Strange Trig Function solutions

[WolfOfTheSteps]

Homework Statement

This is part of a problem for a nonlinear diff class... But it's the basic stuff that's tripping me up.

Find all the max/min and concavity for

[tex]v(x) = -cos(x)-Lx+1,\ \ \ 0<L<1 [/tex]

The Attempt at a Solution

Here's what I do:

[tex] v'(x) = sin(x)-L [/tex]
[tex]v''(x)=cos(x)[/tex]

Set the first derivative to 0:

[tex]sin(x)-L=0 \Rightarrow x = arcsin(L)[/tex]

Here's where I'm confused. I say

[tex]x = arcsin(L) + 2\pi n, \ \ \ \mbox{where }n \mbox{ is any integer}[/tex]

But Maple says:

[tex]x = arcsin(L)+2\pi n, \ \ \ \mbox{where }n \mbox{ is any integer, OR:}[/tex]
[tex]x = arcsin(L) - 2arcsin(L)+2\pi n+\pi \ \ \ \mbox{where }n \mbox{ is any integer}[/tex]

Where does the -2arcsin(L) and the +pi come from?

I really want to understand this once and for all... I never took a trig class, and while I get by fine 99% of the time, I hit a brick wall when I come across this kind of stuff.

Thanks!

 

[WolfOfTheSteps]

I think I almost understand it... The second set of values of x are the ones where the arcsin is in the II quadrant. Correct?

And obviously it makes more sense to write:

[tex] x = \pi - arcsin(L) + 2\pi n[/tex]

for the 2nd set of x values.

Yeah, I think I get it now. I was just looking at the graph of arcsine, and it doesn't seem to make sense from that.
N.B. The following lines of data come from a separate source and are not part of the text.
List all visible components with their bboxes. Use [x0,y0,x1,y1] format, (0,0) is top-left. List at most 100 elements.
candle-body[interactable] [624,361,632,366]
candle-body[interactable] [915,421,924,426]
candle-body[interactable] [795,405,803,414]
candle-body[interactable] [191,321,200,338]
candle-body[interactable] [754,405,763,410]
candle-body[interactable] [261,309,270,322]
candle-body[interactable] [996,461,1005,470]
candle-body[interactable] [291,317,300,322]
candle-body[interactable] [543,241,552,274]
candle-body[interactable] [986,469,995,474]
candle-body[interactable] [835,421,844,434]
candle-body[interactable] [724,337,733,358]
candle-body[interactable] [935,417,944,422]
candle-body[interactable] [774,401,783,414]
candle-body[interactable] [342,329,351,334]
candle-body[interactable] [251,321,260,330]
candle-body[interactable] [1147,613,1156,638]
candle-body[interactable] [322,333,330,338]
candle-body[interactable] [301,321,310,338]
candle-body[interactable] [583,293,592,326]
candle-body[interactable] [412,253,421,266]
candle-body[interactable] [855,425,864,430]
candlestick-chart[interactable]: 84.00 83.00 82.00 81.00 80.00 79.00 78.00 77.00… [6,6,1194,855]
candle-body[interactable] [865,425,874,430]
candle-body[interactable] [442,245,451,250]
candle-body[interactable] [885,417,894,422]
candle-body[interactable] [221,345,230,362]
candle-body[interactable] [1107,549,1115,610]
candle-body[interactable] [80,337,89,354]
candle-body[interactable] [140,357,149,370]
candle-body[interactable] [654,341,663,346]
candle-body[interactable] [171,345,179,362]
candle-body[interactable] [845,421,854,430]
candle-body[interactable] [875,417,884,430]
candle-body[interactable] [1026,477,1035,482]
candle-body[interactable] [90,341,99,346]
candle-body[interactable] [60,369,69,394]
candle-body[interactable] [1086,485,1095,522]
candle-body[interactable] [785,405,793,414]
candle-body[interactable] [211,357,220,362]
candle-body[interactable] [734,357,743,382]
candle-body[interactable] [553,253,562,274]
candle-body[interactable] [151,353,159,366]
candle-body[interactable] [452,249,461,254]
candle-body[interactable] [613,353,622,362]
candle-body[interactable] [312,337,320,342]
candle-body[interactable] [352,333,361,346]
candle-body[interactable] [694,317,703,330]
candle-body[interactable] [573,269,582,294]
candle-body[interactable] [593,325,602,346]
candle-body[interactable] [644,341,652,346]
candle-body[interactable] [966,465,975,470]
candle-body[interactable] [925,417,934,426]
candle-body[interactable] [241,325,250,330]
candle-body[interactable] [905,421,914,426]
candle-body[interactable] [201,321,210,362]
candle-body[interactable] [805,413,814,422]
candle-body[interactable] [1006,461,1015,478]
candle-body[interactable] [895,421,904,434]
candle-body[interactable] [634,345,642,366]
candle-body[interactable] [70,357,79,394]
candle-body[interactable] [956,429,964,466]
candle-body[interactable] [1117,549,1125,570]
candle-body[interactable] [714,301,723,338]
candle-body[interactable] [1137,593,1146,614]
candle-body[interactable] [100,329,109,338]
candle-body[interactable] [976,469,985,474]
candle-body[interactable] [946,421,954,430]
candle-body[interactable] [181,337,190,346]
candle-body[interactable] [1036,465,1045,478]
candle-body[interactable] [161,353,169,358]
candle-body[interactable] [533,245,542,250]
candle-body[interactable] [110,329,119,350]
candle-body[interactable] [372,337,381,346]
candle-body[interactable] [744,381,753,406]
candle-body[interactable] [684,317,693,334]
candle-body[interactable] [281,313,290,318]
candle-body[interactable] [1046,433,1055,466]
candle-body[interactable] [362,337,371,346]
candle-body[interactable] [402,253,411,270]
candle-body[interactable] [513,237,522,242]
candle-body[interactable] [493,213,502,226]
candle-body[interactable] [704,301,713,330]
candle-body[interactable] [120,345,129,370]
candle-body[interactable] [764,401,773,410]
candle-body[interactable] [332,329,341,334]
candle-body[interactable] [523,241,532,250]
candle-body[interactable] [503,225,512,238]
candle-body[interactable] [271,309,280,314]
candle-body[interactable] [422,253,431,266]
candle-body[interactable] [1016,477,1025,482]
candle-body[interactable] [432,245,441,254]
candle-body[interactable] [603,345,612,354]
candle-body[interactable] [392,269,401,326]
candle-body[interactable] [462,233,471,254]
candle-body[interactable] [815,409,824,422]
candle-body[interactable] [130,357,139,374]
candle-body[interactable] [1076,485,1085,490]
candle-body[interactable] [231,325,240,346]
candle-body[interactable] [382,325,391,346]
Is there a way to see that those are the solutions by looking at the arcsine graph?

Thanks.

 

[arunbg]

I hope you understand the first solution.
The second part of the solution is better understood if you manipulate the terms a bit , it can be written as [itex]x = (2n+1)\pi-arcsin(L)[/itex].
Noting that [itex]sin(n\pi-x)=sin(x) [/itex] for all odd n, you can now see how this is also part of the solution.

If you still don't follow, perhaps substitution of values for L into the solutions can give a clearer picture.
For the graphical picture, you should use the sin(x) graph. Fix some L value, find arcsin(L), and see what other values of x, do you get sin(x)=L, that's all.